Charles Mann notes that the theories he explores in his book are debated for ideological reasons across the political spectrum, as well as throughout the scholarly community. Dean Snow is a professor of archaeological anthropology at Pennsylvania State University. He takes issue with several findings in 1491, including the high population figures that have emerged from recent research. But he too sees a gap between what the public knows about pre-Columbian history, and what scholars continue to learn.

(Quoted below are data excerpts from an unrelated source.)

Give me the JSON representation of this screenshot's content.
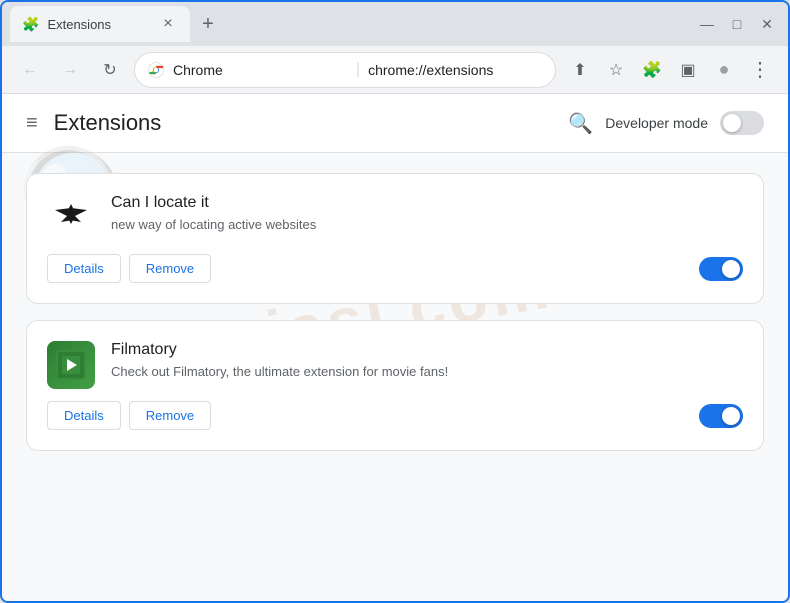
{
  "window": {
    "title": "Extensions",
    "tab_close": "×",
    "new_tab": "+",
    "controls": {
      "minimize": "—",
      "maximize": "□",
      "close": "✕",
      "restore": "❐"
    }
  },
  "navbar": {
    "back": "←",
    "forward": "→",
    "refresh": "↻",
    "browser_name": "Chrome",
    "url": "chrome://extensions",
    "divider": "|"
  },
  "nav_icons": {
    "share": "⬆",
    "star": "☆",
    "puzzle": "🧩",
    "sidebar": "▣",
    "profile": "●",
    "menu": "⋮"
  },
  "page": {
    "title": "Extensions",
    "hamburger": "≡",
    "search_icon": "🔍",
    "developer_mode_label": "Developer mode"
  },
  "developer_toggle": {
    "state": "off"
  },
  "extensions": [
    {
      "id": "ext1",
      "name": "Can I locate it",
      "description": "new way of locating active websites",
      "enabled": true,
      "details_label": "Details",
      "remove_label": "Remove"
    },
    {
      "id": "ext2",
      "name": "Filmatory",
      "description": "Check out Filmatory, the ultimate extension for movie fans!",
      "enabled": true,
      "details_label": "Details",
      "remove_label": "Remove"
    }
  ],
  "watermark": {
    "text": "riasl.com"
  }
}
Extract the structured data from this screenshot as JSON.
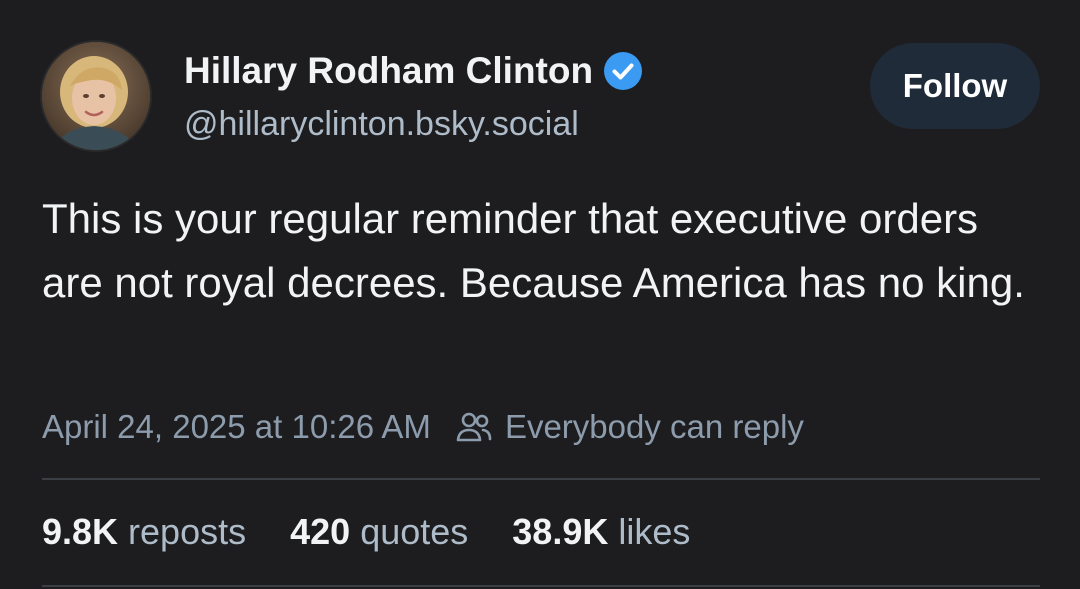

Dean Snow also sees an impressive record of accomplishment in that history. "The reason that the American Indian experience is so important for the rest of us is that here they were virtually isolated from the rest of the world for 14,000 years, and yet the track of achievements you can trace archaeologically in the Americas remarkably parallels what went on in what we like to call the Old World. So it is a wonderful laboratory, the Americas, in which to study what is possible in human nature over time."

That isolation ended in 1492. In the centuries that followed, Native Americans died from imported diseases in huge numbers -- numbers far greater than previously thought, if the population figures cited in 1491 are correct.

Whether the arrival of Columbus is viewed as the end of a flourishing era of accomplishment for Native Americans, or the start of a new era of opportunity for Europeans, author Charles Mann believes that Columbus Day represents a major milestone. "Completely different ecosystems," he says, "different species and human beings that developed in extraordinarily different ways -- these all mixed together in a wild jumble." And Charles Mann says to some extent that's the world we still live in today, a world that has been violently shaken by an unprecedented collision of ecosystems and cultures.